In-depth understanding of ini configuration in php (1)
This article will not describe in detail the purpose of a certain ini configuration item, which has been fully explained in the manual. I just want to dig into the implementation mechanism of PHP from a specific perspective, which will involve some knowledge of the PHP kernel:-)
Students who use PHP know that the php.ini configuration will take effect throughout the entire SAPI life cycle. During the execution of a php script, if you manually modify the ini configuration, it will not take effect. If you cannot restart apache or nginx at this time, you can only explicitly call the ini_set interface in the php code. ini_set is a function provided by PHP to dynamically modify the configuration. It should be noted that the configuration set by ini_set and the configuration set in the ini file have different effective time ranges. After the php script is executed, the ini_set settings will become invalid immediately.
Therefore, this article is divided into two parts. The first part explains the principle of php.ini configuration, and the second part talks about dynamically modifying the php configuration.

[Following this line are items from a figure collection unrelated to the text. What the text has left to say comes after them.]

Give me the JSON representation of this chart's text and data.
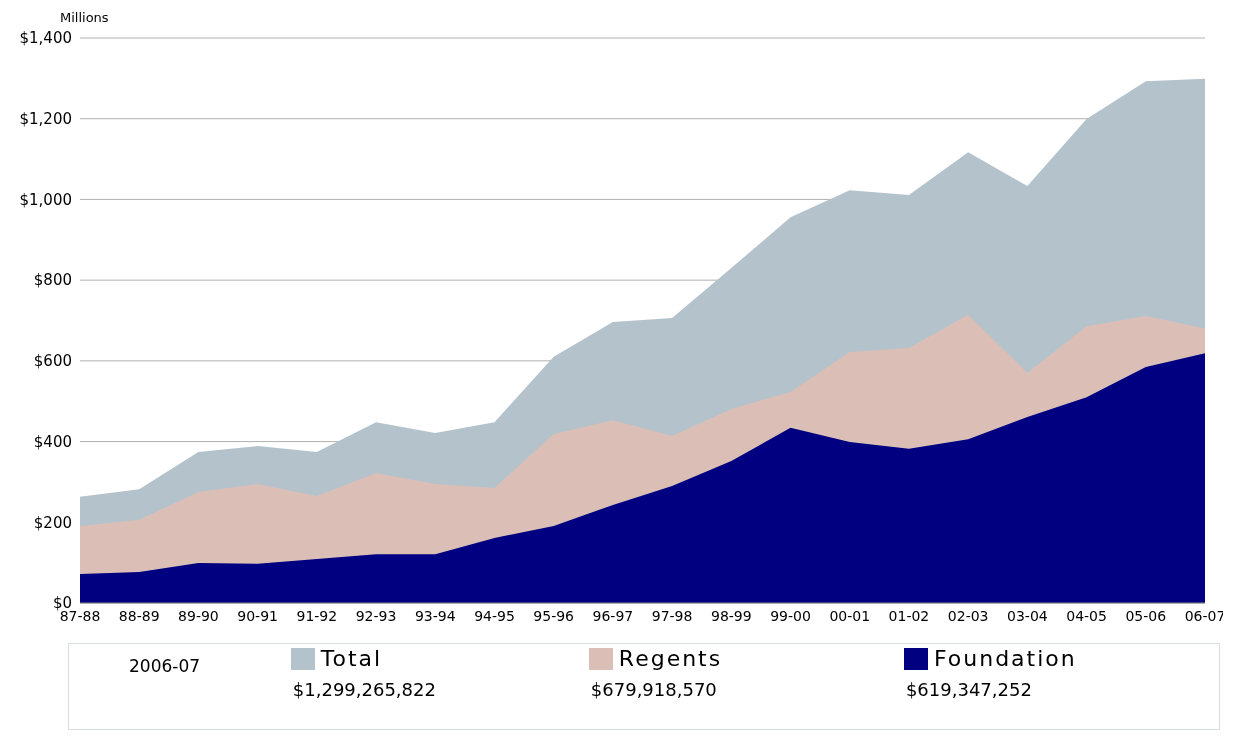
{
  "chart_data": {
    "type": "area",
    "ylabel": "Millions",
    "legend_title": "2006-07",
    "categories": [
      "87-88",
      "88-89",
      "89-90",
      "90-91",
      "91-92",
      "92-93",
      "93-94",
      "94-95",
      "95-96",
      "96-97",
      "97-98",
      "98-99",
      "99-00",
      "00-01",
      "01-02",
      "02-03",
      "03-04",
      "04-05",
      "05-06",
      "06-07"
    ],
    "series": [
      {
        "name": "Total",
        "color": "#b4c2cc",
        "values": [
          263,
          282,
          374,
          389,
          374,
          448,
          421,
          448,
          610,
          696,
          706,
          830,
          956,
          1023,
          1011,
          1117,
          1033,
          1199,
          1293,
          1299
        ]
      },
      {
        "name": "Regents",
        "color": "#dbbfb6",
        "values": [
          191,
          206,
          275,
          295,
          265,
          322,
          295,
          285,
          419,
          453,
          414,
          481,
          523,
          622,
          632,
          714,
          570,
          686,
          711,
          680
        ]
      },
      {
        "name": "Foundation",
        "color": "#000080",
        "values": [
          72,
          77,
          99,
          97,
          109,
          121,
          121,
          161,
          191,
          243,
          290,
          352,
          434,
          399,
          382,
          406,
          461,
          510,
          585,
          619
        ]
      }
    ],
    "annotations": [
      "$1,299,265,822",
      "$679,918,570",
      "$619,347,252"
    ],
    "ylim": [
      0,
      1400
    ],
    "yticks": [
      {
        "value": 0,
        "label": "$0"
      },
      {
        "value": 200,
        "label": "$200"
      },
      {
        "value": 400,
        "label": "$400"
      },
      {
        "value": 600,
        "label": "$600"
      },
      {
        "value": 800,
        "label": "$800"
      },
      {
        "value": 1000,
        "label": "$1,000"
      },
      {
        "value": 1200,
        "label": "$1,200"
      },
      {
        "value": 1400,
        "label": "$1,400"
      }
    ],
    "grid": "y",
    "legend": "bottom"
  }
}
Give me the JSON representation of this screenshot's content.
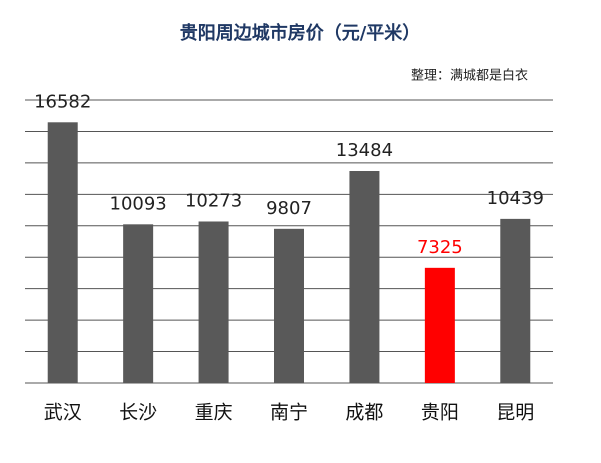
{
  "chart_data": {
    "type": "bar",
    "title": "贵阳周边城市房价（元/平米）",
    "subtitle": "整理：满城都是白衣",
    "categories": [
      "武汉",
      "长沙",
      "重庆",
      "南宁",
      "成都",
      "贵阳",
      "昆明"
    ],
    "values": [
      16582,
      10093,
      10273,
      9807,
      13484,
      7325,
      10439
    ],
    "colors": [
      "#595959",
      "#595959",
      "#595959",
      "#595959",
      "#595959",
      "#ff0000",
      "#595959"
    ],
    "ylim": [
      0,
      18000
    ],
    "yticks": [
      0,
      2000,
      4000,
      6000,
      8000,
      10000,
      12000,
      14000,
      16000,
      18000
    ],
    "grid": true
  }
}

The configuration of php.ini will roughly involve three pieces of data, configuration_hash, EG (ini_directives), and PG, BG, PCRE_G, JSON_G, XXX_G, etc. It doesn’t matter if you don’t know the meaning of these three types of data, they will be explained in detail below.
1, parse INI configuration file
Since php.ini needs to be in effect during the SAPI process, the work of parsing the ini file and constructing the php configuration accordingly must be the beginning of SAPI. In other words, it must occur during the startup process of PHP. PHP requires that these configurations have been generated internally before any actual request arrives.
Reflected into the core of php, which is the php_module_startup function.
php_module_startup is mainly responsible for starting php. It is usually called when SAPI starts. btw, another common function is php_request_startup, which is responsible for initializing each request when it arrives. php_module_startup and php_request_startup are two iconic actions, but their analysis is beyond the scope of this article.
For example, when php is hooked into a module under apache, then when apache starts, all these modules will be activated, including the php module. When activating the php module, php_module_startup will be called. The php_module_startup function completes a lot of work. Once the php_module_startup call ends, it means, OK, php has been started and can now accept requests and respond.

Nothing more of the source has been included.